[Brownsmith’s Boy by George Manville Fenn]@TWC D-Link bookBrownsmith’s Boy CHAPTER FIVE 2/16
There were people about me in black, and I was in black, but I was half stunned, listening to the words that were said; and at last I was left almost alone, for those who were with me stepped back a yard or two. I was gazing down with my eyes dimmed and a strange aching feeling at my heart, when I felt someone touch my elbow, and turning round to follow whoever it was, I found old Brownsmith there, in his black clothes and white neckerchief, holding an enormous bunch of white roses in his arms. "Thought you'd like it, my lad," he said in a low husky voice.
"She used to be very fond o' my white roses, poor soul!" As he spoke he nodded and took his great pruning-knife from his coat pocket, opened it with his teeth, and cut the strip of sweet-scented Russia mat.

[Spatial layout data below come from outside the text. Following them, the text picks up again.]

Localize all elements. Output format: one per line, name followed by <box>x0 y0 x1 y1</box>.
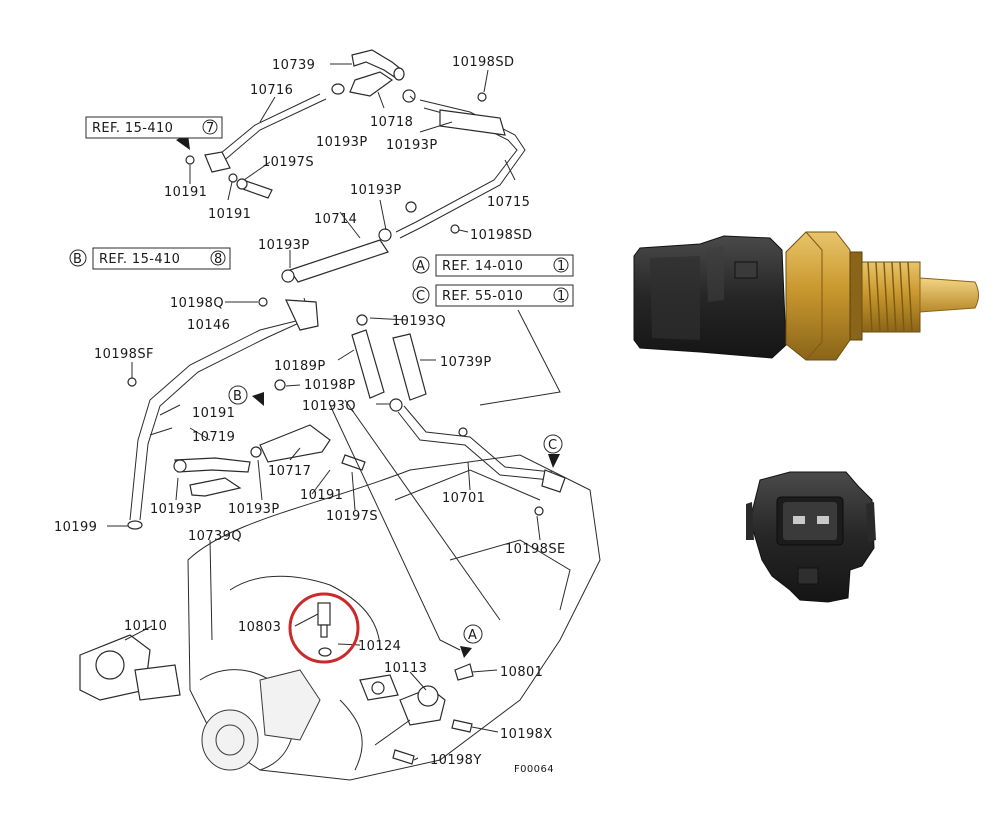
label-10191-c: 10191 <box>192 406 235 421</box>
diagram-code: F00064 <box>514 764 554 775</box>
svg-text:C: C <box>416 289 425 304</box>
label-10198q: 10198Q <box>170 296 224 311</box>
label-10739q: 10739Q <box>188 529 242 544</box>
ref-box-15-410-8: B REF. 15-410 8 <box>69 247 231 270</box>
label-10191-b: 10191 <box>208 207 251 222</box>
label-10193p-e: 10193P <box>150 502 202 517</box>
callout-c: C <box>543 434 563 454</box>
svg-text:A: A <box>416 259 425 274</box>
label-10197s-bot: 10197S <box>326 509 378 524</box>
label-10193p-b: 10193P <box>386 138 438 153</box>
label-10193p-d: 10193P <box>258 238 310 253</box>
parts-diagram: 10739 10198SD 10716 10718 10193P 10193P … <box>54 49 601 781</box>
svg-text:REF. 14-010: REF. 14-010 <box>442 259 523 274</box>
label-10198sd-top: 10198SD <box>452 55 514 70</box>
label-10197s-top: 10197S <box>262 155 314 170</box>
label-10191-a: 10191 <box>164 185 207 200</box>
callout-a: A <box>463 624 483 644</box>
upper-pipe-assembly <box>79 49 566 765</box>
arrow-c-icon <box>548 454 560 468</box>
label-10198sf: 10198SF <box>94 347 154 362</box>
label-10189p: 10189P <box>274 359 326 374</box>
label-10739p: 10739P <box>440 355 492 370</box>
sensor-side-view <box>633 231 979 361</box>
label-10193p-c: 10193P <box>350 183 402 198</box>
reference-boxes: REF. 15-410 7 B REF. 15-410 8 A REF. 14-… <box>69 116 574 307</box>
arrow-b-icon <box>252 392 264 406</box>
label-10801: 10801 <box>500 665 543 680</box>
ref-box-14-010: A REF. 14-010 1 <box>412 254 574 277</box>
arrow-a-icon <box>460 646 472 658</box>
callout-b: B <box>228 385 248 405</box>
label-10199: 10199 <box>54 520 97 535</box>
svg-text:7: 7 <box>206 121 215 136</box>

Then holding them ready in his arms he stood there while I slowly scattered the beautiful flowers down more and more, more and more, till the coffin was nearly covered, and instead of the black cloth I saw beneath me the fragrant heap of flowers, and the dear, loving face that had gazed so tenderly in mine seemed once more to be looking in my eyes. I held the last two roses in my hand for a moment or two, hesitating, but I let them fall at last; and then the tears I had kept back so long came with a rush, and I sank down on my knees sobbing as if my heart would break. It was one of my uncles who laid his hand upon my shoulder and made me start as he bent over me, and said in a low, chilling voice: "Get up, my boy; we are going back.
Come!--be a man!" I did get up in a weary, wretched way, and as I did so I looked round after old Brownsmith, and there he was a little distance off, watching me, it seemed.
Then we went back, my relatives who were there taking very little notice of me; and I was made the more wretched by hearing one cousin, whom I had never seen before, say angrily that he did not approve of that last scene being made--"such an exhibition with those flowers." It was about a month after that sad scene that I went over to see old Brownsmith.